Lindungi Korban dengan UU Penghapusan Kekerasan Seksual
Ketiadaan hukum acara yang mengatur perlindungan terhadap korban kekerasan seksual dapat menyebabkan viktimisasi terhadap korban.
MajalahKartini.co.id – Bertepatan dengan Womens March atau Hari Perempuan Internasional yang jatuh pada hari ini, Rabu (8/11), salah satu tuntutannya adalah pengurangan kekerasan seksual terhadap perempuan. Dalam RUU Penghapusan Kekerasan Seksual, ketentuan hukum acara yang dirumuskan berangkat dari konsep Sistem Peradilan Pidana Terpadu Penanganan Kasus Kekerasan Terhadap Perempuan (SPPT-PKKTP) dengan tujuan mendekatkan akses keadilan bagi perempuan korban kekerasan dan menjauhkan viktimisasi terhadap korban.
Menurut anggota DPR Komisi IX, Nihayatul Wafiroh saat ditemui MajalahKartini.co.id, persoalan RUU KS tersebut dinilai penting dan harus segera disahkan. “Seharusnya tahun ini sudah bisa menjadi UU, tetapi hingga saat ini prosesnya masih dibawa ke pemerintah setelah dibawa ke paripurna, RUU inisiatif disepakati di Rapat Pleno Badan Legislatif,” ujar Nihayatul yang juga pengusul RUU Penghapusan Kekerasan Seksual ini.
Sejumlah lembaga swadaya masyakat sudah mendorong agar Badan Musyawarah DPR RI menetapkan Panitia Khusus (Pansus) sebagai mekanisme pembahasan RUU Penghapusan Kekerasan Seksual.

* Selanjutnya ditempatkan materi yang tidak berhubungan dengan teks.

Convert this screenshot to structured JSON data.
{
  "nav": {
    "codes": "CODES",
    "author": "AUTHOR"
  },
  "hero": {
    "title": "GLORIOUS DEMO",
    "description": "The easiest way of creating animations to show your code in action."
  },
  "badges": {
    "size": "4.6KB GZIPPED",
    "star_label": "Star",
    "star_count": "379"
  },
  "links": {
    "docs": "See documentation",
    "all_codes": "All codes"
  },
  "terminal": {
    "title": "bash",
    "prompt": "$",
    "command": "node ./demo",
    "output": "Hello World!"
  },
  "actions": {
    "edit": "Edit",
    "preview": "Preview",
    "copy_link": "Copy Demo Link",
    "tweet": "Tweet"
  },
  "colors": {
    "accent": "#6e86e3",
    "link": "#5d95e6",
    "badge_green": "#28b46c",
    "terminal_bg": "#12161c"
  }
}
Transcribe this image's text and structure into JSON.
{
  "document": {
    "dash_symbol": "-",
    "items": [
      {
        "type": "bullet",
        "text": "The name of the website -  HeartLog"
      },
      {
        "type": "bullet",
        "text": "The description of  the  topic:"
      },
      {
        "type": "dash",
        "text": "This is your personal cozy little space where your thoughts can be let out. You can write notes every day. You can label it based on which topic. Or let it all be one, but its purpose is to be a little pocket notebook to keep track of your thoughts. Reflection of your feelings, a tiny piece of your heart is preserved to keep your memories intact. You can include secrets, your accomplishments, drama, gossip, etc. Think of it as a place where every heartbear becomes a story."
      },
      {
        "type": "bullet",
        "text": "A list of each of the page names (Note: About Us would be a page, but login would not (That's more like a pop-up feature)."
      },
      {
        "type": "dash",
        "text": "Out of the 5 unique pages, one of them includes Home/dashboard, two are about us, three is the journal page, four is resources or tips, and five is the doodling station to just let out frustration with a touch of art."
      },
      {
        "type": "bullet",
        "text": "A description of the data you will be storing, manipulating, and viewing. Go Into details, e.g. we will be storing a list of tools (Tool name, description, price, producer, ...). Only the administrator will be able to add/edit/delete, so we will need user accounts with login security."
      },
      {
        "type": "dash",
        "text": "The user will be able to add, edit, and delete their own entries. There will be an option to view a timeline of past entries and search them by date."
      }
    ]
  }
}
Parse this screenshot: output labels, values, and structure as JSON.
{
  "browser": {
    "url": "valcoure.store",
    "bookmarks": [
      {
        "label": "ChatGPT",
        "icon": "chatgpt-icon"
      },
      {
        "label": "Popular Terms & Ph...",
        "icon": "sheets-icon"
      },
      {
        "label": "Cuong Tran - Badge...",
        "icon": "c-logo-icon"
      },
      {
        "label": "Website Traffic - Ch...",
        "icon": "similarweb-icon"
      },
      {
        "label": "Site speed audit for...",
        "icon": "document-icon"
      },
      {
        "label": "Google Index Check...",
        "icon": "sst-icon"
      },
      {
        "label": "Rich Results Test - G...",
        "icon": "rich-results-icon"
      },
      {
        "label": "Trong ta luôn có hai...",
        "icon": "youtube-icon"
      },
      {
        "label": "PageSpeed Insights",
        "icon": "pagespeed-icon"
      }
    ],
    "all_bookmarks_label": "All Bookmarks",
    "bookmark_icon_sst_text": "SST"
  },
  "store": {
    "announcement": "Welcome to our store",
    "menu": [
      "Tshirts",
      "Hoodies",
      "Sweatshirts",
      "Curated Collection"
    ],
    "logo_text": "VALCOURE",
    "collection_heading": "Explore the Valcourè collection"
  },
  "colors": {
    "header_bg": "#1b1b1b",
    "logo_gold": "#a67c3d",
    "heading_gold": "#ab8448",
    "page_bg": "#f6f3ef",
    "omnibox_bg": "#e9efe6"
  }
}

Alasannya Karena materi muatan RUU ini tidak hanya bertalian erat dengan aspek hukum yang menjadi wilayah kerja Komisi III DPR RI, melainkan juga terkait dengan aspek perlindungan perempuan dan anak sebagai wilayah kerja Komisi VIII DPR RI, serta aspek pemulihan termasuk kesehatan sebagai wilayah kerja Komisi IX DPR RI, dan ditambah dengan tugas pemerintah daerah untuk mendukung upaya penghapusan kekerasan seksual, yang merupakan wilayah kerja Komisi II DPR RI.
Nihayatul menjelaskan mengapa soal kekerasan seksual harus jadi produk undang-undang sendiri tidak selesai di KUHP atau UU KDRT dan sejenisnya. “Nantinya UU tersebut akan menjawab soal perlindungan terhadap korban, bukan hanya soal pelaku. Bagian perlindungan secara materi dan non materi pihak korban,” ujar anggota Badan Legislatif DPR RI ini.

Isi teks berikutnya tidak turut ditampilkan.